India Plans Sale of Debt-Laden National Carrier Air India

India Plans Sale of Debt-Laden National Carrier Air India

The Indian government plans to sell its entire stake in the national carrier Air India to shore up falling revenues and privatize the airline.

NEW DELHI — India said Monday it plans to sell its entire stake in the national carrier Air India to shore up falling government revenues amid an economic slowdown, after an initial attempt last year failed to attract a single bidder.

The government issued a document on Monday inviting initial expressions of interest in the airline, which operates both domestic and international routes and has accumulated huge losses in the past decade.

The document set March 17 as the deadline for submissions and said the bidders would have to absorb 232 billion rupees ($3.26 billion) of the airline’s 580 billion rupee ($8 billion) debt burden.

Prime Minister Narendra Modi is moving to privatize various state-owned enterprises to help repair government finances and give the economy a boost. Growth slowed to a 4.5% annual pace in the July-September quarter, its slowest rate since mid-2018.

Modi’s government has high hopes that foreign investors will participate in the Air India bidding. It wants to raise 1.05 trillion rupees ($14.6 billion) through the sale of public assets by March 2020.

Air India carried 18.36 million domestic passengers in 2019 and has suffered from overly bureaucratic management and political interference as privately-owned low-cost airlines have gained market share.
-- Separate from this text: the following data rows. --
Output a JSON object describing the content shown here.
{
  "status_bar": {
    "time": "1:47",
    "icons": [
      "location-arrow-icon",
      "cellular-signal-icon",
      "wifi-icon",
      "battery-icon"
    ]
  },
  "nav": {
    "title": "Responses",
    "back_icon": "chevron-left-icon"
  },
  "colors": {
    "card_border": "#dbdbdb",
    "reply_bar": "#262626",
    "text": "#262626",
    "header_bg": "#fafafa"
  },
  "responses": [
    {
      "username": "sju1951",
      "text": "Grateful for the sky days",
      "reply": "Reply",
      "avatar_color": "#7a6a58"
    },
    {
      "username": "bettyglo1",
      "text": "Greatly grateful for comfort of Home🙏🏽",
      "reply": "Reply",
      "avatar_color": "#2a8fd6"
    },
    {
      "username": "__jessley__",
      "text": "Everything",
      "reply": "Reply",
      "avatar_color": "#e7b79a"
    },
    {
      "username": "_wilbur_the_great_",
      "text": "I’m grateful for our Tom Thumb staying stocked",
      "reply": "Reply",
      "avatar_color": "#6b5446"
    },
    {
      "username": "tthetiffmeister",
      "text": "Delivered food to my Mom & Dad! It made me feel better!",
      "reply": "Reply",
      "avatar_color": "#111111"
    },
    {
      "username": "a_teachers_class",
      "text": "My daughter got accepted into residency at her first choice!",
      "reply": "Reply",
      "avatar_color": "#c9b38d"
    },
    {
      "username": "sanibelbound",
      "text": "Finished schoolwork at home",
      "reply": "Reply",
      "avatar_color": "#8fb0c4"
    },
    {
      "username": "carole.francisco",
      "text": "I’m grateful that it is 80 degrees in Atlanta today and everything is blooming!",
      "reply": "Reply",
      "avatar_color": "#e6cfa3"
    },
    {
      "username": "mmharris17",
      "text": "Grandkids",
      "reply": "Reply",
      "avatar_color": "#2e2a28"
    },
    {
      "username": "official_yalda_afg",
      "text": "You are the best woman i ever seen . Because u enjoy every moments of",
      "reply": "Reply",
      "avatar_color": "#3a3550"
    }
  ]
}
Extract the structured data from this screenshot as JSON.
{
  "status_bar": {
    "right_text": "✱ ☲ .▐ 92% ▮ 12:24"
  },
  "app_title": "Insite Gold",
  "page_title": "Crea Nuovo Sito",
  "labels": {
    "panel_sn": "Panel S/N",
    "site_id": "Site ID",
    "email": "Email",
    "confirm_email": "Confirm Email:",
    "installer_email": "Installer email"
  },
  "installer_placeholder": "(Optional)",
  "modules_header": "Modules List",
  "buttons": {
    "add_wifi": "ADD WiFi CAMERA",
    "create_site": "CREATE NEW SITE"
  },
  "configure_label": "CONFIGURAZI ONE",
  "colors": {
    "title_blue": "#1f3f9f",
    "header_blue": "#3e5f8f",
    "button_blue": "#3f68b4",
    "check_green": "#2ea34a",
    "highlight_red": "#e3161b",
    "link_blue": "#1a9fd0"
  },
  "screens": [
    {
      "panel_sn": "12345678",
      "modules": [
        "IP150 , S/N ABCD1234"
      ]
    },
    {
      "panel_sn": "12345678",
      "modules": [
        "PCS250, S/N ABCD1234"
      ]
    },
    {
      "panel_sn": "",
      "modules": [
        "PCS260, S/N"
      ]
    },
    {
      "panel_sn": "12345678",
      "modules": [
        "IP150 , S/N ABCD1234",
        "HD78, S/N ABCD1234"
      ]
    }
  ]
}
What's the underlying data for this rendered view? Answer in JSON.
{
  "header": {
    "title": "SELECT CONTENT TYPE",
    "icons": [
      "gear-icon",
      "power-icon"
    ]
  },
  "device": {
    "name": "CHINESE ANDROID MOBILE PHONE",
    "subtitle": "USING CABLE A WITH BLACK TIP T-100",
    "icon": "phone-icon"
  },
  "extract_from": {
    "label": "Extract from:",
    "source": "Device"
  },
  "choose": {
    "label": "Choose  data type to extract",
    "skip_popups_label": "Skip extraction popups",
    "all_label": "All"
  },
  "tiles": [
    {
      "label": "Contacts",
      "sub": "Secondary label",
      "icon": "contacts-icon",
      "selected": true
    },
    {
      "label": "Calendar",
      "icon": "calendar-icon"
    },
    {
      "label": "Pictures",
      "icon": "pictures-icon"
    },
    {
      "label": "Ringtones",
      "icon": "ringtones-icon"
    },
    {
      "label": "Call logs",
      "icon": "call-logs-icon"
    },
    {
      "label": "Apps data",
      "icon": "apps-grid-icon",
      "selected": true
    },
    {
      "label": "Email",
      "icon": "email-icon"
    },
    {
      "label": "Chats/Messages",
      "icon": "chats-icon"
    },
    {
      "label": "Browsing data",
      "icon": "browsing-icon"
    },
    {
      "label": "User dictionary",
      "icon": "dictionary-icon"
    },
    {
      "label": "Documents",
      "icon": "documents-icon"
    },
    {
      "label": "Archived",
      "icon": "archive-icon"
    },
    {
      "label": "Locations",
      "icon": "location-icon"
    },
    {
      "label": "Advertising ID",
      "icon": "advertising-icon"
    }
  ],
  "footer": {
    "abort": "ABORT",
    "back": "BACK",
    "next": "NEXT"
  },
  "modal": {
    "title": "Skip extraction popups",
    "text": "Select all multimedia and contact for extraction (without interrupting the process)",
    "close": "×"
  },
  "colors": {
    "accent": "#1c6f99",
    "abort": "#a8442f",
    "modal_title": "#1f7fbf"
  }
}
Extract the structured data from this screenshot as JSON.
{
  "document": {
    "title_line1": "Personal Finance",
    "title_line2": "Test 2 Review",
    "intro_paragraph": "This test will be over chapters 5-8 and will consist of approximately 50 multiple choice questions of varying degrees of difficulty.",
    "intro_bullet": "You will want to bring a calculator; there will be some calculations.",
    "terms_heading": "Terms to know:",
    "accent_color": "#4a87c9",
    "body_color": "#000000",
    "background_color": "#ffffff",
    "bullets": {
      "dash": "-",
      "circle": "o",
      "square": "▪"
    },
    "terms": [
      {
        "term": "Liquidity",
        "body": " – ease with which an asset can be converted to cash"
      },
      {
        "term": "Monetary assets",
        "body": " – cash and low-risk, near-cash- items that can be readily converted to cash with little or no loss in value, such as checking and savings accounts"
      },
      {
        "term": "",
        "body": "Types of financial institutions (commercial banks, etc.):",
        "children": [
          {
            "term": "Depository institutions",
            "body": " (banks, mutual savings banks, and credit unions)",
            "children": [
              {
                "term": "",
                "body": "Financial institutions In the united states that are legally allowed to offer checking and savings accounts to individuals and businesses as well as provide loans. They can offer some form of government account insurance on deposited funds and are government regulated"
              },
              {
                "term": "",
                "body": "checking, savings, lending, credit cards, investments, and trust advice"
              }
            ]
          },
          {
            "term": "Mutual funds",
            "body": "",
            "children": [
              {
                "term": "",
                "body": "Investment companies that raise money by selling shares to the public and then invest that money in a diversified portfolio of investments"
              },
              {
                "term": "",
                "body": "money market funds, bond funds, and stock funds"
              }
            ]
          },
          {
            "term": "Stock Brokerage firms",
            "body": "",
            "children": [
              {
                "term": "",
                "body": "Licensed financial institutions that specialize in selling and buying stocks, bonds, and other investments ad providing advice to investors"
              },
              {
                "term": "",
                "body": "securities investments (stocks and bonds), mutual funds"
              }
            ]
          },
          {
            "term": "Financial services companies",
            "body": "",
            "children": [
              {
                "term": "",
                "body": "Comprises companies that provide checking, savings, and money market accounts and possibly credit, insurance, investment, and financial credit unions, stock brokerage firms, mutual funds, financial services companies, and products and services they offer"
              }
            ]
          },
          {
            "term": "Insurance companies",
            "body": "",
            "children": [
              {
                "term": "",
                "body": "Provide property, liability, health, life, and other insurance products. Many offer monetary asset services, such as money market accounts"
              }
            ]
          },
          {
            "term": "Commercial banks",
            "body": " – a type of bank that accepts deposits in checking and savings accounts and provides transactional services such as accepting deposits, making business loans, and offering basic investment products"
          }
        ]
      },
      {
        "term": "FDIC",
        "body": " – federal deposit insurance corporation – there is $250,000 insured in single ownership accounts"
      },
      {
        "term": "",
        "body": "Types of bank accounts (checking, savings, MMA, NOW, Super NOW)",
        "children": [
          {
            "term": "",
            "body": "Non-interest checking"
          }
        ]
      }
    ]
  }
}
It has been incurring losses since its 2007 merger with another state-owned domestic carrier, Indian Airlines.

The new owner will be taking on a fleet of 121 Air India aircraft and 25 planes in the Air India Express fleet.

The news agency Press Trust of India reported that various Air India employee unions will meet on Monday to discuss the proposed privatization plan.

Last week, the International Monetary Fund downgraded its economic growth forecast for India and said the country’s slowing growth was the single biggest drag on its global growth forecast in the past two years.